Amanda Gorman The Hill We Climb: part poet, part preacher, part performer, this is solid gold

The 22-year-old’s stunning poetry recital stole the show at Joe Biden’s inauguration 
Solid gold 
AP Photo/Patrick Semansky, Pool
Katie Law @jkatielaw21 January 2021

What a performance! Amanda Gorman’s astonishing recital of her poem The Hill We Climb at the presidential inauguration ceremony yesterday showed the power of the spoken word in no uncertain terms.

22 year-old Gorman, who was named the nation’s First Youth Poet Laureate at the age of 19, delivered her poem - a rousing call to arms for healing a divided country in the wake of violent protest - with poise, grace and confidence.

Dressed in a sunshine yellow coat and brilliant red headband, she shone as a beacon of youthful hope in stark contrast to the audience, made up of mostly older politicians.

The poem was nothing less than a stirring anthem, with a powerful motivational message to unite the whole country: “We are striving to forge our union with purpose. To compose a country committed to all cultures, colors, characters, and conditions of man. And so we lift our gazes not to what stands between us, but what stands before us.”

In her repetition of the phrase “we will rise”, she carefully - and crucially - acknowledged that ‘we’  included everyone from every part of the country, from “the golden hills of the west” and “the wind-swept north-east” to “the lake-rimmed cities of the midwestern states” and “the sun-baked south". 

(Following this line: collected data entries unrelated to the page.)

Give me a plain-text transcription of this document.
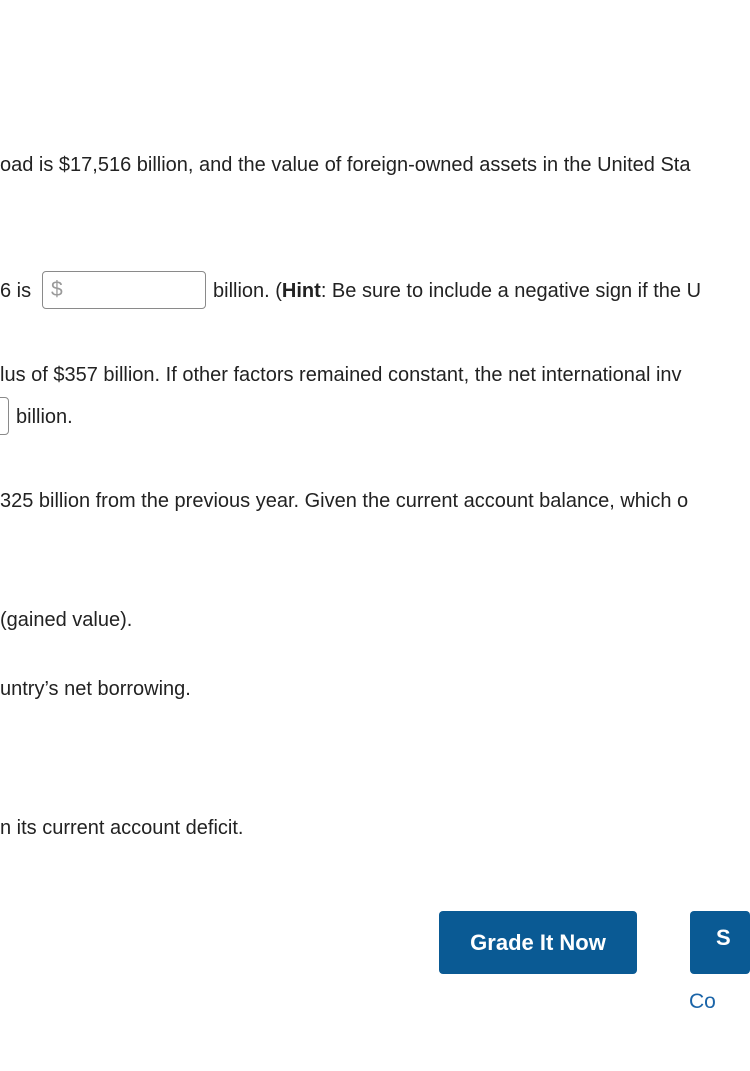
oad is $17,516 billion, and the value of foreign-owned assets in the United Sta
6 is $	billion. (Hint: Be sure to include a negative sign if the U
lus of $357 billion. If other factors remained constant, the net international inv
billion.
325 billion from the previous year. Given the current account balance, which o
(gained value).
untry’s net borrowing.
n its current account deficit.
Grade It Now	S
Co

The poem had strong evangelical undertones as well as a nod to Hamilton the Broadway musical: “Scripture tells us to envision that everyone shall sit under their own vine and fig tree and no one shall make them afraid,” and later: “If we merge mercy with might, and might with right, then love becomes our legacy and change, our children’s birthright.”

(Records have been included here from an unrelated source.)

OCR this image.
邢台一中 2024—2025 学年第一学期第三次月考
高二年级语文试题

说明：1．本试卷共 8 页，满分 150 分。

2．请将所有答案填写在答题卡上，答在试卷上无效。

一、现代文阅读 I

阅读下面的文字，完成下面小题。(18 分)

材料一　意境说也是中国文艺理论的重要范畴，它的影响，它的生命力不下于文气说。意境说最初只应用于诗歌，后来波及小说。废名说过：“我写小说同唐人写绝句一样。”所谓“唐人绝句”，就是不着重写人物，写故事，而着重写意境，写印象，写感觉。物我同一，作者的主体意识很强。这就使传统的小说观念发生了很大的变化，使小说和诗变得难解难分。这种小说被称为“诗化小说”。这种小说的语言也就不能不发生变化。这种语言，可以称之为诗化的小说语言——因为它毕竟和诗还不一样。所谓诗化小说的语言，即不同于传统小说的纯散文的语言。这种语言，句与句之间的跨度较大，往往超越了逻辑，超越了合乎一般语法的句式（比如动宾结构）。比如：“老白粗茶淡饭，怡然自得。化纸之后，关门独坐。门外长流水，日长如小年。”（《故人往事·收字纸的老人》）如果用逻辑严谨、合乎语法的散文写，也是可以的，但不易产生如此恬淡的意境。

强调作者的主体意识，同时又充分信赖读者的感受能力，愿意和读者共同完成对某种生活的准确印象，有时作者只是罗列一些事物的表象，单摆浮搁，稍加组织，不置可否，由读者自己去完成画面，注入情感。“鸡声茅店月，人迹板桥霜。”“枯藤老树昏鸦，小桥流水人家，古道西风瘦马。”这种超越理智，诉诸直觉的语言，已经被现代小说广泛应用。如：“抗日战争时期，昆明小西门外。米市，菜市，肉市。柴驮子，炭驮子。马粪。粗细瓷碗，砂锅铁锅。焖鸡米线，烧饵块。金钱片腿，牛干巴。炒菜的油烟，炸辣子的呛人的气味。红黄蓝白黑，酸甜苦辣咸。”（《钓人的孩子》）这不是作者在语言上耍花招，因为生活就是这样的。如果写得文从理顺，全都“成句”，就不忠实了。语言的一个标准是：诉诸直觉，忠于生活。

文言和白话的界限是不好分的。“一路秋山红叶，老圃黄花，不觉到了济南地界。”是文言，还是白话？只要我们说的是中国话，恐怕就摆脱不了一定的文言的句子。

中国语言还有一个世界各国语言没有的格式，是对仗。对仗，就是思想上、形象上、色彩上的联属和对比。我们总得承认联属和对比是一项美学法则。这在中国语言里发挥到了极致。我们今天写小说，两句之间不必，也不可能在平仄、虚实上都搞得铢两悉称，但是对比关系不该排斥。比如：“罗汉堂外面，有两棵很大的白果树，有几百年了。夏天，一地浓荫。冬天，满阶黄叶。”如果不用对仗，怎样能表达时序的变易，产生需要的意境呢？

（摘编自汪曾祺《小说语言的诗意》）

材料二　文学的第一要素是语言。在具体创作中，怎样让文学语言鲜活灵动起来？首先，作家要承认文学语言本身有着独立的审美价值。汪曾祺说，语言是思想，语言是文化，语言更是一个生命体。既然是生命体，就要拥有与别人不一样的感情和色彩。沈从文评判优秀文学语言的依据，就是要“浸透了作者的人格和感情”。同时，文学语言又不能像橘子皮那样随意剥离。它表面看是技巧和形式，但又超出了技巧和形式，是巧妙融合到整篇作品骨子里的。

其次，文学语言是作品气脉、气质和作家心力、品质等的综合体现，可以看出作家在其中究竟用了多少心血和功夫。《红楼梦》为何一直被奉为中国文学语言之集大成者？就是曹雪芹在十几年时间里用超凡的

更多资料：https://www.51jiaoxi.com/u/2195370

Nor did she shy away from the personal: “We, the successors of a country and a time where a skinny Black girl descended from slaves and raised by a single mother can dream of becoming president, only to find herself reciting for one.”

As important as her message was her expressive performance.: part poet and part preacher, gliding over her words and phrases with consummate ease, even if the lines didn’t exactly scan.

As poetry and spoken word performances gain more traction among millennials, Gorman has understood the power her words will have on young people - who are after all the future - and who might otherwise turn a blind eye to politics and world events.

Not surprisingly she and her poem went viral. Overnight her Twitter following has grown a hundred-fold to over a million and will continue to rise exponentially. Her debut poetry collection, The Hill We Climb, is currently due for publication in September but the publishers must surely be trying to rush it out now. They’d be fools not to. Amanda Gorman is solid gold.